Portable Practical Educational Preparation
- Founded: August 24, 1967
- Founder: Dr. John David Arnold
- Location: Tucson, Arizona;
- Website: www.ppep.org

= PPEP, Inc. =

Non-profit organization in the United States

Portable Practical Educational Preparation, also known as PPEP, Inc., is a non-profit organization in the United States that was founded in 1967 by Dr. John David Arnold. Its motto is, "Dedicated to Improving the Quality of Rural Life". PPEP, Inc. is headquartered in Tucson, Arizona. The organization also provides their services outside of Tucson, primarily in Arizona.

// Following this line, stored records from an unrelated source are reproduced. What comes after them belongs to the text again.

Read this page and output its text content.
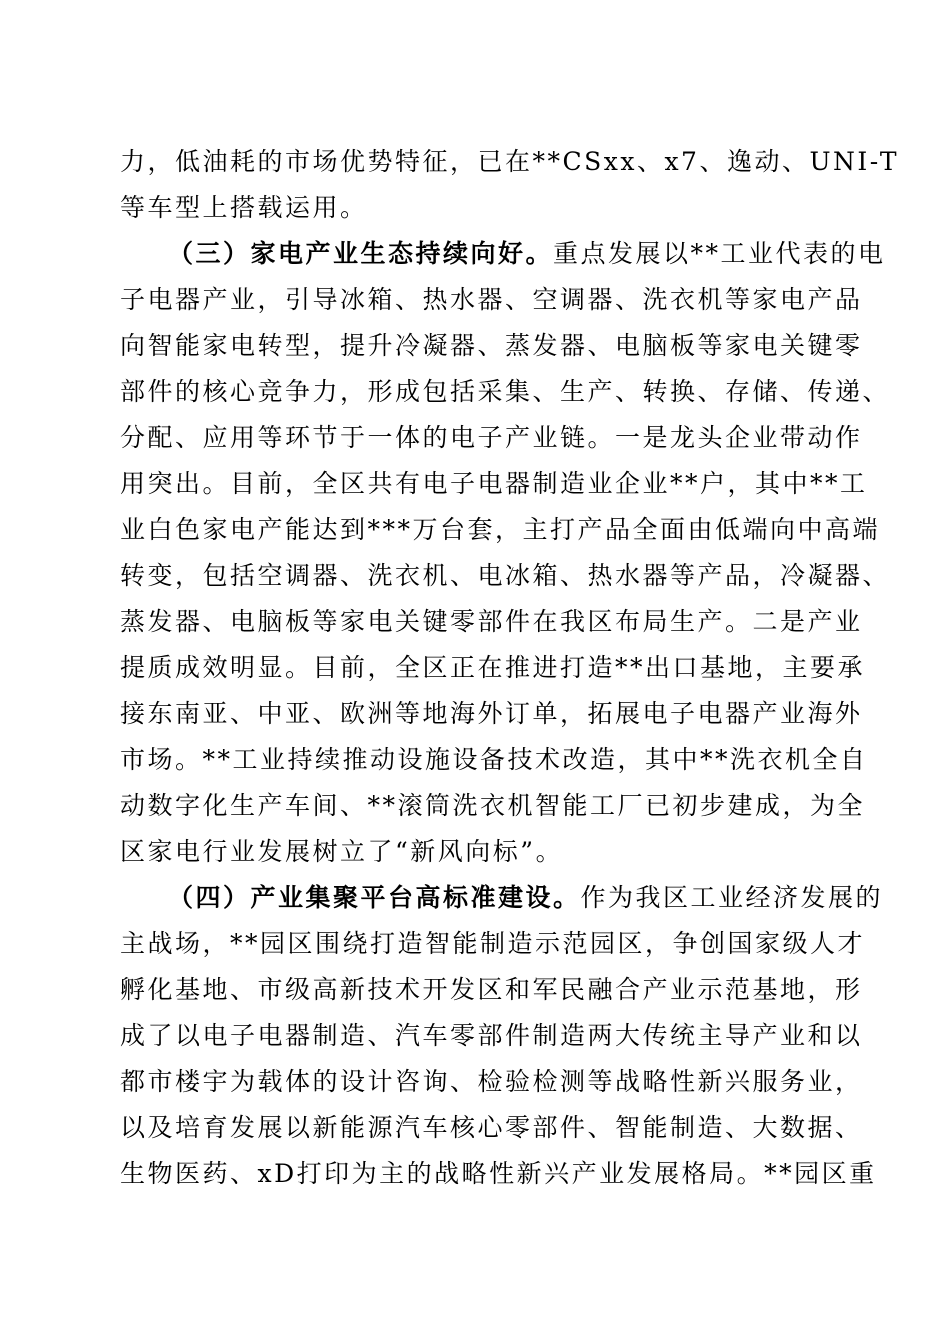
力，低油耗的市场优势特征，已在**CSxx、x7、逸动、UNI-T
等车型上搭载运用。
（三）家电产业生态持续向好。重点发展以**工业代表的电
子电器产业，引导冰箱、热水器、空调器、洗衣机等家电产品
向智能家电转型，提升冷凝器、蒸发器、电脑板等家电关键零
部件的核心竞争力，形成包括采集、生产、转换、存储、传递、
分配、应用等环节于一体的电子产业链。一是龙头企业带动作
用突出。目前，全区共有电子电器制造业企业**户，其中**工
业白色家电产能达到***万台套，主打产品全面由低端向中高端
转变，包括空调器、洗衣机、电冰箱、热水器等产品，冷凝器、
蒸发器、电脑板等家电关键零部件在我区布局生产。二是产业
提质成效明显。目前，全区正在推进打造**出口基地，主要承
接东南亚、中亚、欧洲等地海外订单，拓展电子电器产业海外
市场。**工业持续推动设施设备技术改造，其中**洗衣机全自
动数字化生产车间、**滚筒洗衣机智能工厂已初步建成，为全
区家电行业发展树立了“新风向标”。
（四）产业集聚平台高标准建设。作为我区工业经济发展的
主战场，**园区围绕打造智能制造示范园区，争创国家级人才
孵化基地、市级高新技术开发区和军民融合产业示范基地，形
成了以电子电器制造、汽车零部件制造两大传统主导产业和以
都市楼宇为载体的设计咨询、检验检测等战略性新兴服务业，
以及培育发展以新能源汽车核心零部件、智能制造、大数据、
生物医药、xD打印为主的战略性新兴产业发展格局。**园区重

PPEP, Inc. employs over 550 staff members and is considered southern Arizona's 99th largest employer.

==History==

On August 24, 1967, PPEP was awarded a $19,000 grant from the Committee for Economic Opportunity. Dr. John David Arnold was able to provide practical educational preparation to southern Arizona farm labor camps. This was all done aboard a 1957 Chevy bus. PPEP was officially incorporated on December 10, 1969.

==Education==

PPEP TEC High Schools are a set of 11 charter high schools in southern Arizona, which provide programs and services to meet the needs of 15- to 21-year-old students enrolled in grades 9–12. PPEP TEC High Schools delivers a self-paced curriculum that is aligned with the Arizona Academic Standards. PPEP also is the charter holder for Arizona Virtual Academy, an online school.

==Social services==
Encompass is a department of PPEP, Inc., which focuses in improving the lives of people with disabilities.

==Behavioral health==
Project PPEP Behavioral Health Counseling services provides assistance in Substance Abuse, General Mental Health, Children services, Title XIX, DUI Treatment, Education, and Screenings, as well as Domestic Violence. They are a state licensed.